The Jazz Artistry of Ron Thomas: Interfacing Jazz and Classical Music
AAJ: What were your first experiences on the jazz scene as a listener and performer?
RT: It was at the University of Illinois in 1965. My peers out there turned me onto jazz. They knew that I was innocent regarding modern jazz. Jon English [1943-1996] was my best friend and most important influence: he later had a Quartet with Kenny Wheeler and had a good career in Europe. The musicians I met there were astonishing: John Garvey, Will Parsons, Pat Pursewell, composers Sal Matirano, Jerry Hiller, Herbert Brun and many others. Most of the young players were in the contemporary music ensemble out there as well as being jazz players. I went there because I wanted to meet contemporary musicians, and there was a big modern music Festival going on. I met John Cage, Eliot Carter, and Luciano Berio at that Festival.
I went out there trying to strike out on my own, and unbeknownst to me, I was destined to have this amazing jazz encounter. These guys played me records, and I just sat there speechless- and they knew how much they were affecting me. They knocked me off the Stockhausen horse I had ridden into town on, so to speak. [Ron had studied with Stockhausen the previous year- Eds.] I was never the same. I went for it hook, line, and sinker and began my jazz apprecticeship immediately. So it was Miles Davis' 'My Funny Valentine' album, Bill Evans' 'Sunday at the Village Vanguard,' and, of all things, Gil Evans' 'Quiet Nights'. Those three albums totally turned my world upside down.
AAJ: Which brings me to my next question. Could you reflect briefly on the three or four key moments or epiphanies in your musical development? You just gave us one. Are there others? What were the moments when things really came together and transformed you musically?
RT: The Illinois event was certainly one, and the 'The Seven Year Itch' but before that, what set everything up, was my encounter with the music of Debussy when I was 14. My teacher gave me tickets to a recital at the local college.

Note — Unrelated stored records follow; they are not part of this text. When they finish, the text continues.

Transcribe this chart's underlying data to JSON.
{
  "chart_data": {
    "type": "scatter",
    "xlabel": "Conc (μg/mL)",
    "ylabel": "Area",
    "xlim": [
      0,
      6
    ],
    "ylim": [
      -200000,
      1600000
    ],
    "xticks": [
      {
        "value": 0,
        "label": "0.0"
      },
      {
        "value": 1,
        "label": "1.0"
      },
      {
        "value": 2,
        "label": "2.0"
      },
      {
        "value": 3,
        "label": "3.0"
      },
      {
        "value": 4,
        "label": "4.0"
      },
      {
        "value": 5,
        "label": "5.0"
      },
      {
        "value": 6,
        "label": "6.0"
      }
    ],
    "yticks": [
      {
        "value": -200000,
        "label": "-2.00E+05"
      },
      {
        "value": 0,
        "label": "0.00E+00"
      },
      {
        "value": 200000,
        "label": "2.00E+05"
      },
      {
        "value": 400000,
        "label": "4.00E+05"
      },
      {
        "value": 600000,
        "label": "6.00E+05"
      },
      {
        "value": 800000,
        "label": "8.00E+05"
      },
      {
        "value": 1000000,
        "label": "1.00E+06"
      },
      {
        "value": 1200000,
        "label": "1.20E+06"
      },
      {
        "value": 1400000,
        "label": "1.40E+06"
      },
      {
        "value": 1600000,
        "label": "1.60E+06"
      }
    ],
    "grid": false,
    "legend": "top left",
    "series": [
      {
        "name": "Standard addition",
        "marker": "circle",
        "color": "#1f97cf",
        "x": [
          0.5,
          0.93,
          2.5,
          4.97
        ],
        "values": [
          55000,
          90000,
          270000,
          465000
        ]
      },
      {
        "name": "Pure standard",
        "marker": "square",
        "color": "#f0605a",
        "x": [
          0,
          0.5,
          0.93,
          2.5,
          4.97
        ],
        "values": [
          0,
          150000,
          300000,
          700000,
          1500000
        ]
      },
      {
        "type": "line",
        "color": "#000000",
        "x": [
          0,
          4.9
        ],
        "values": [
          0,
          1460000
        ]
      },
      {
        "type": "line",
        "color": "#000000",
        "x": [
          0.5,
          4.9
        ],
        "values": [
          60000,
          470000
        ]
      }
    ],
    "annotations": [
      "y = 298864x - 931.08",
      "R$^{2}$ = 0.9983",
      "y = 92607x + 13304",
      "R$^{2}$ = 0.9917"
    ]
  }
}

All I knew before that was Debussy's potboiler, 'Claire de Lune.' This recital rocked me! It led me directly into modern music. I went to the library and began to listen pretty systematically to all the modern music records, Schoenberg, Webern, Shostakovitch, Berg, everyone. Thus, my interest in modern music started with Debussy. Debussy's music revealed to me that, for me, the captivating thing about music is that it is really a 'theatre of the mind' not just tunes, symphonies, composer skills, player chops, and such...
Another 'key moment' came while I was working with Pat. Some time after I recorded with him I told him, 'I don't have any idea what my identity as a composer is any more.' It was jazz that did that to me. Pat said, 'I think you should study with Dennis Sandole, but I'll go with you and introduce you. Don't let him give you his theory- you don't need that. You tell him what your problem is, and Dennis will show you what to do'.
Dennis wrote a C major scale on a piece of paper, and then put a sharp in front of the F. [This changes the 'mode' or sound quality of the scale. Miles Davis literally created a new jazz format using modal composition.- Eds.] And he said, I want you to write a whole composition based on that. It was sort of a Zen thing. I went home, started writing, and it all started to come forth.
What Dennis did was to break me free of avant-garde-ism. I thought everything I did had to be based on Stockhausen and all the post World War II European musical developments. Jazz had brought me back to the reality that I'm an American, and jazz is here along with Charles Ives, Emily Dickinson and Jackson Pollock. So I was emancipated from hang-ups from the bond I had made with the avant-garde philosophy, about which Kundera, the Czech-French writer said something like, 'The avant gardist is obsessed by the notion that one's work must be in harmony with the future.' Jazz moves on another level of freedom. So, Dennis Sandole's teaching liberated me from that prison house and helped me to see that I could approach classical composition that way. I became a classical composer whose approach and thought process was like a jazz musician's approach'.. For me, jazz is not a stylistic thing, but more basic than that, it's the way I think about composition.
AAJ: I'm going to read a few names from your website list of 'Influences and Friends.' Could you give a brief snapshot of what each has meant to you? Let's start with John Cage.
RT: John Cage was always a great source of joy and refreshment for me. I visited him once or twice a year. We drank strong Japanese tea together, and I would just let him talk about whatever he was into at the moment: Satie, Thoreau, Duchamp, Nanotechnology. We had some great discussions.
AAJ: John Cage's music, or non-music if you will, seems to many to be a gimmick and is very difficult for most people to comprehend. I think readers would be interested in any insight you could give into what he was doing.
RT: I think it's helpful to remember that John was kind of a Buddhist and also very interested in technology. He really was trying to change the way both artists and the public thought about art. And he succeeded.